L’article 80 stipule en effet que « en cas de péril imminent menaçant les institutions de la nation et la sécurité et l’indépendance du pays et entravant le fonctionnement régulier des pouvoirs publics, le Président de la République peut prendre les mesures nécessitées par cette situation exceptionnelle, après consultation du Chef du gouvernement et du Président de l’Assemblée des représentants du peuple et après en avoir informé le président de la cour constitutionnelle. Il annonce les mesures dans un communiqué au peuple ».

Pour le cas de l’espèce, le péril imminent invoqué par le chef de l’Etat tunisien est apparu à travers les manifestations violentes qui avaient embrasé le pays tout au long de la journée du 25 juillet 2021. Des évènements, fondamentalement suscités par la demande du numéro deux d’Ennahdha Karim Harouni de mettre en œuvre le fonds d’indemnisation desdites victimes de l’ancien régime de Ben Ali.

Pratiquement, l’article 80 de la Constitution de 2014, poserait problème pour les constitutionnalistes tunisiens. Et si Iyadh Ben Achour estime que le recours par de Kais Saïed à cet article pour résoudre la crise politique, constitutionnelle, est injustifié, Amine Mahfoudh ne manquait pas déjà de mettre en exergue la plus importante défaillance de cet article. Sur Elhiwar Ettounisi en effet, il disait que « la solution se trouve dans l’article 80 de la Constitution, qui sous-entend ce qu’on appelle la raison d’Etat que je pourrais scinder en deux. Le premier ne pose aucun problème et concerne la prise de mesures exceptionnelles, et le second pose problème et concerne la détermination de la durée de la période d’exception ». Cela reviendrait en effet à la Cour Constitutionnelle, alors que cette dernière n’existe pas et semble avoir été refusée par le chef de l’Etat.

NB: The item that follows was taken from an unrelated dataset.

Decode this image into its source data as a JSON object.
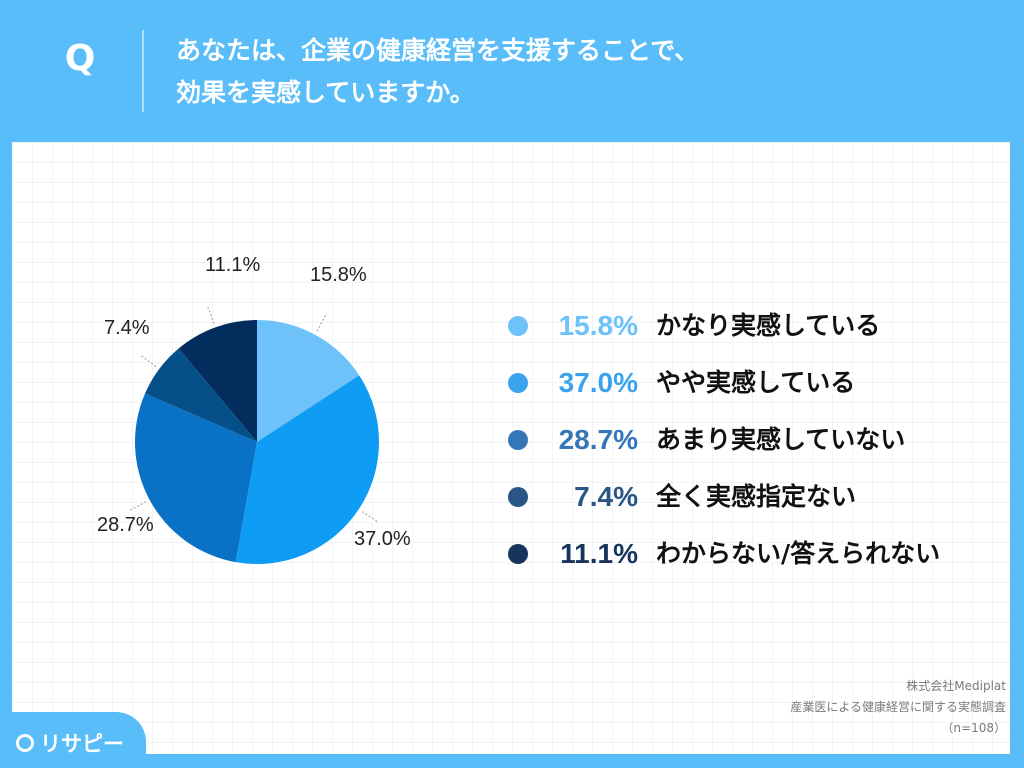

–          Saïed fait le ménage dans le gouvernement Mechichi

Résumant la réaction de la rue tunisienne, un universitaire tunisien qui n’aimerait pas être nommément cité, dit que « ce matin, assis comme d’habitude à ma rue des retraités, toutes les discussions ont porté sur la décision prise hier par le président de la République. Premier constat,  au fait,  c’est une confirmation de ce que j’ai remarqué hier en voyant les différentes images de joie chez les citoyens croyant que le président a mis fin au pouvoir d’Ennahdha alors qu’en fait il a mis en quarantaine le parlement (le législatif) et changer le gouvernement (l’exécutif), il n’a rien touché aux lois régissant la vie des partis. Deuxième constat, le raz de bol chez les citoyens des islamistes, on ne parle que de ça et pas de la constitution ou le pouvoir militaire qui peut se substituer doucement au pouvoir civil. Troisième constat, trop de confusion chez les gens. Quatrième constat, ce que j’ai vu hier à la télé. Des gens portant des lunettes de grandes marques et bien habillés parlant de pouvoir d’achat et de la misère ».

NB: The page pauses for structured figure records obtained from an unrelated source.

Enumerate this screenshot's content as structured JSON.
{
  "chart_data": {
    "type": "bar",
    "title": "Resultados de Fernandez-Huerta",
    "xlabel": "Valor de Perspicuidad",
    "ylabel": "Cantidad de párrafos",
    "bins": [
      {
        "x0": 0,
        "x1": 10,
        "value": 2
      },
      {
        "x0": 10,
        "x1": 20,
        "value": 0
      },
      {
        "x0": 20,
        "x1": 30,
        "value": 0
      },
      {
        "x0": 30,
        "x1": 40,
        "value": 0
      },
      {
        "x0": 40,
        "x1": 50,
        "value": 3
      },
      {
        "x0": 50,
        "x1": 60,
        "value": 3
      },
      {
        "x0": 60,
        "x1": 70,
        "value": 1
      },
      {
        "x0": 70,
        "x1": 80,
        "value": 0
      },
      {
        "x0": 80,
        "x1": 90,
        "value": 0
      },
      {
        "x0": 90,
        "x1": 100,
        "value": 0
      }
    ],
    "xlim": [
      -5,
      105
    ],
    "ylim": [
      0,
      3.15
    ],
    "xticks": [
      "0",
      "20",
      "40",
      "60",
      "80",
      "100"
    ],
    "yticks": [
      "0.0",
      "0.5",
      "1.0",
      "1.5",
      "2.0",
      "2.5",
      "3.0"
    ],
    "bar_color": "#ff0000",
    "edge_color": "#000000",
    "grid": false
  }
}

Pour l’instant, le chef de l’Etat fait le cleaning autour de lui. Il vient officiellement de mettre fin aux fonctions du chef de gouvernement et du ministre intérimaire de l’Intérieur, Hichem Mechichi, et de limoger les ministres de la Défense Brahim Bartaji et de  la justice par intérim. Les deux n’auraient pas apprécié les dernières décisions du chef de l’Etat.

Le communiqué de la présidence de la République ressemblait à un remaniement ministériel partiel dans le gouvernement de Hichem Mechichi, et n’évoque pas le sort du reste des membres de ce même gouvernement. Ils seraient désormais appelés à la simple gestion des affaires courantes.

Par ces changements, Saïed deviendrait théoriquement ministre de la Justice et ministre de la Défense et corrigerait ainsi sa décision verbale de prendre en main le parquet. Il éviterait intelligemment surtout de créer le vide et le blocage administratifs dans le gouvernement dans ce qui ressemble à une vaste réorganisation administrative.

Fermement soutenu par les forces armées, militaires et civiles, Saïed qui pourrait se targuer d’un changement sans aucun coup de feu, et d’avoir réussi une prise de pouvoir qui ne ressemblerait pas à un coup d’Etat, semble aussi désormais avoir entamé un travail d’explication et de sensibilisation. Il recevait ce matin le SG de l’UGTT et réussi à en avoir l’appui sous condition de garanties constitutionnelles.

–          Un chef d’Etat attendu sur la question des arrestations

« Peu soulagé mais très inquiet. A l’instar de la plupart des Tunisiens, particulièrement apolitiques, je suis soulagé parce qu’avec les dernières décisions de Kais Saïed, une occasion nous est présentée pour mettre fin à la dégringolade généralisée que connaît notre pays depuis 2011 et qui s’est accélérée depuis l’élection de RG à la tête de l’ARP.

En même temps, je suis très inquiet pour l’avenir de notre pays et j’espère que ça ne sera pas un saut dans l’inconnu. Plusieurs questions sont encore sans réponses :

– Kais Saïed a-t-il pris toutes les précautions nécessaires pour neutraliser les opposants à ses décisions et faire face à la mise en exécution de leurs menaces.

– Qu’en sera-t-il de l’avenir du système politique et du processus démocratique en Tunisie d’une manière générale ? La liberté d’opinion, très chèrement acquise depuis 2011 sera-t-elle sauvegardée ? », disait dans un statut fb l’ancien gouverneur de la BCT Mohamed Ali Daouas.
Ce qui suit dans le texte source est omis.